In an attempt to connect Anand’s revolution with the twitter-generation, Jha makes abundant use of hash-tags and asterisks, tablets and laptops, but he forgets that these media can just act as catalysts to bring the revolutionaries together. These media can never substitute the real ingredient that inspires revolutions and revolutionaries. And that is a strong script, a gripping storyline and spell-binding story-telling.

Satyagraha fails miserably in all these three departments.

However, an attempt to recreate the scenes that the nation witnessed during Anna Hazare’s agitation in August 2011 does create some resonance with the events India was glued to 24×7.

Music by Indian Ocean, Salim-Suleiman, Aadesh Shriivastava and Anjjan Meet fails to uplift the film’s tired mood and lyricist Prasoon Joshi makes you run for shelter with numbers like ‘Janata Rocks’!

And here’s why one feels that Jha seems to have outsourced his job:

Don’t miss the scene when Manav explains his strategy ona whiteboard to find out pending applications of thousands of villagers from more than 200 panchayats to take on Balram Singh and his inefficient district administration.
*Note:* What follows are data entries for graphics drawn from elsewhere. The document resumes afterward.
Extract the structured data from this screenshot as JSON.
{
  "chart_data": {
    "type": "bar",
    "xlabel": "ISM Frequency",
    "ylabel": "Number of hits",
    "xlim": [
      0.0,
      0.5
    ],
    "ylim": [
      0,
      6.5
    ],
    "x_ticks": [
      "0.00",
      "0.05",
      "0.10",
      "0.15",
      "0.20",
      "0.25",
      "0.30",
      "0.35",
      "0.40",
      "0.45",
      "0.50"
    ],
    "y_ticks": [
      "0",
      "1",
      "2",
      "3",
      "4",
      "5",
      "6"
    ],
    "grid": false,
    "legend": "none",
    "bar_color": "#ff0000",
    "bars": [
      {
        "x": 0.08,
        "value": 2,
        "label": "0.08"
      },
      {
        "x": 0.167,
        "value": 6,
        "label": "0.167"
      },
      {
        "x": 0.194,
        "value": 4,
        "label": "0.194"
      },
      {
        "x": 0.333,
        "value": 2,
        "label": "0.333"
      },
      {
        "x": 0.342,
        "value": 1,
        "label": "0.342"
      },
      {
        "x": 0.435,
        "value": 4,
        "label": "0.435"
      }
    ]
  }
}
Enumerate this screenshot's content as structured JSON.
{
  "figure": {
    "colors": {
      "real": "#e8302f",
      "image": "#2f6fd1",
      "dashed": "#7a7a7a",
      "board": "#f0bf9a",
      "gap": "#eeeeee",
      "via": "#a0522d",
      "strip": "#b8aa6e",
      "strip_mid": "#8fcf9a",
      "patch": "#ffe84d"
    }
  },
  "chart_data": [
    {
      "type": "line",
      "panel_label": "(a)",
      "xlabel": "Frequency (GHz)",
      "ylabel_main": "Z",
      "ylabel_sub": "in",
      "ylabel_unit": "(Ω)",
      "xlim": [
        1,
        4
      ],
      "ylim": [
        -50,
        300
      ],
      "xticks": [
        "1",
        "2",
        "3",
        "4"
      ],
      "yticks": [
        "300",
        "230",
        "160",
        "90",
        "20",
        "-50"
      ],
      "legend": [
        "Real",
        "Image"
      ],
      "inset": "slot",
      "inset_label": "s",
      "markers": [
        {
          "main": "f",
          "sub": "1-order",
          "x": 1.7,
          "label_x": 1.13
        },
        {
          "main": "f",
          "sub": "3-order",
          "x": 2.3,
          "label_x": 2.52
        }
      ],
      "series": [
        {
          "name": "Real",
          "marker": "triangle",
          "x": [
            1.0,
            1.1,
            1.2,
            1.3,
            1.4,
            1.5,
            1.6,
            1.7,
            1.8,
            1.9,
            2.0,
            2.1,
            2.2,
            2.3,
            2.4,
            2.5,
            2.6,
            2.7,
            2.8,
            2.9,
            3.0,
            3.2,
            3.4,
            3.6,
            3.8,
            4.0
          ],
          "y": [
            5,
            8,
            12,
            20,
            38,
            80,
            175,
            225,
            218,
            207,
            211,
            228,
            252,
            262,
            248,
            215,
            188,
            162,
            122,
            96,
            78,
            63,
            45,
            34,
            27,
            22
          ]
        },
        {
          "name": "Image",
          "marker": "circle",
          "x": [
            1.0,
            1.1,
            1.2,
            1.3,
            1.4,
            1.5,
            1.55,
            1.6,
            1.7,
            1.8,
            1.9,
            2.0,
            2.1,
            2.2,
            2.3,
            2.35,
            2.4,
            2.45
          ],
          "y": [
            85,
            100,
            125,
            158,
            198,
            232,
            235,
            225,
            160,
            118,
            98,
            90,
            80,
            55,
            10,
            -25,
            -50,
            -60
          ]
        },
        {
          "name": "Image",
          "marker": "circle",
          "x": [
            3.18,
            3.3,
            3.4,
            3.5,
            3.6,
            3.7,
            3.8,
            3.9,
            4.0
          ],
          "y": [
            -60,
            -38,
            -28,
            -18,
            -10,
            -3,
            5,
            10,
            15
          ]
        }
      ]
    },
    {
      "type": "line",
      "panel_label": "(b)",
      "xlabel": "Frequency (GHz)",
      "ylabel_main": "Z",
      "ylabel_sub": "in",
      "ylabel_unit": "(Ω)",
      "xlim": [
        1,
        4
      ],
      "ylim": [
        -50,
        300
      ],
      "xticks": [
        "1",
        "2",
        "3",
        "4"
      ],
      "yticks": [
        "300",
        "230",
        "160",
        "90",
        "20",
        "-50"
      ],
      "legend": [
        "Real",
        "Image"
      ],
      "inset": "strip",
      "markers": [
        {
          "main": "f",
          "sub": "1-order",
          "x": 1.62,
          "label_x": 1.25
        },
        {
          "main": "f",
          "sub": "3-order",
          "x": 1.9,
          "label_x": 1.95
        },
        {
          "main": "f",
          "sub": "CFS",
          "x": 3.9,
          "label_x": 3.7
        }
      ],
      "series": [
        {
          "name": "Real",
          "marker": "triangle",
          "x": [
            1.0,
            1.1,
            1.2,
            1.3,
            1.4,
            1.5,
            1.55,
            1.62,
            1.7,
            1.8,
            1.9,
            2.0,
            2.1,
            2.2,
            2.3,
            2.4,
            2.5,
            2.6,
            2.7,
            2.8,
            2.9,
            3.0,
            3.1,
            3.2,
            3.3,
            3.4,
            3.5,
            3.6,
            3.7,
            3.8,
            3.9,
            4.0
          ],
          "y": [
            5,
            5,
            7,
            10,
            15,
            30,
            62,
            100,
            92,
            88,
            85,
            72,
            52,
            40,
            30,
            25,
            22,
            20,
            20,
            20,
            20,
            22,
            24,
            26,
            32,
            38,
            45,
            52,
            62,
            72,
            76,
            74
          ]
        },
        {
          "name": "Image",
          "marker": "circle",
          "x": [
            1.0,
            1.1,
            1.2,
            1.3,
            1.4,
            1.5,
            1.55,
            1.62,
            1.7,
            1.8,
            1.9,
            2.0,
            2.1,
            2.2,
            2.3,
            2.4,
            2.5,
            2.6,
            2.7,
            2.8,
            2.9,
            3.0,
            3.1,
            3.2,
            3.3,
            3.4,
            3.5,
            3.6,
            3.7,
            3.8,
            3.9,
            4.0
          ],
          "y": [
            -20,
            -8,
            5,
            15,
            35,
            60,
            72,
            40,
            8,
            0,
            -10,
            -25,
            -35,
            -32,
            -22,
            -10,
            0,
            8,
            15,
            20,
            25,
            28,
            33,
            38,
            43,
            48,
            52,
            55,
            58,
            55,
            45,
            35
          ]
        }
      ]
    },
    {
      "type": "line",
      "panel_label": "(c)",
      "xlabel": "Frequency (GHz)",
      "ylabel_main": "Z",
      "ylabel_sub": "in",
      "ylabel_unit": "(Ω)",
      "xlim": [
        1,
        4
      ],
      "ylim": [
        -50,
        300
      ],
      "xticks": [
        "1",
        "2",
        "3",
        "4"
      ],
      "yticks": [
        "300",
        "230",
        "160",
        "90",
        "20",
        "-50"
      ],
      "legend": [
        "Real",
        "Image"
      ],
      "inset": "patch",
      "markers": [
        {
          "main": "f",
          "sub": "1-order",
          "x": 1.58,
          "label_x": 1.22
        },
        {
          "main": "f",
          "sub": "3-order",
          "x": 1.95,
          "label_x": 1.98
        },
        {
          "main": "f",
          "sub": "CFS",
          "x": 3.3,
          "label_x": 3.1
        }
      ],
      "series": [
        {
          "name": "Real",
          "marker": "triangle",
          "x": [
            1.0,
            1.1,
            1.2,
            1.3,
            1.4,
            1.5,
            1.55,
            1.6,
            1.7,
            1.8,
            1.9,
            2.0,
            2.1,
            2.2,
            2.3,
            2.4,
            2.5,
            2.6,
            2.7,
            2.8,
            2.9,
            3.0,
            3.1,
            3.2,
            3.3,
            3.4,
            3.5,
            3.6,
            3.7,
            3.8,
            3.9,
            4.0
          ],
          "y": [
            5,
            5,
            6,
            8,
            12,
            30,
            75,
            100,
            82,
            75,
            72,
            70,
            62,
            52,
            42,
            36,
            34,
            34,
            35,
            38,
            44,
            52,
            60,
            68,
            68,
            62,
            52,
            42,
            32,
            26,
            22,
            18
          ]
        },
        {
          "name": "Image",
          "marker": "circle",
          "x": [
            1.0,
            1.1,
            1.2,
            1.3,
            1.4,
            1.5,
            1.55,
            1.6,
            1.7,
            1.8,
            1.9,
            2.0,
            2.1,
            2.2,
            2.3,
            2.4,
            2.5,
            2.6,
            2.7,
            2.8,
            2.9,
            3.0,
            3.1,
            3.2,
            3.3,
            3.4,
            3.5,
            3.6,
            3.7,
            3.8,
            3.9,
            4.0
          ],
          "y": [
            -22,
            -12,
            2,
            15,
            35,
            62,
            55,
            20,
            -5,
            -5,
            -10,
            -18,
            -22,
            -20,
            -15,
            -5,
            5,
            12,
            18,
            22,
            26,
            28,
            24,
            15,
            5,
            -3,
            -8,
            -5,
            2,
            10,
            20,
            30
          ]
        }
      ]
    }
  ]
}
Ahmed’s cameraman keeps shooting Anand who is seated opposite Manav, instead of Manav. Such a neglect for details elicits laughter and makes you think if Jha really, really was the helmsman of this sinking ship.

Having said all this Jha must still be appreciated for making films on topics that the mainstream Bollywood producers-directors happily ignore to explore. Never mind the film’s treatment, though.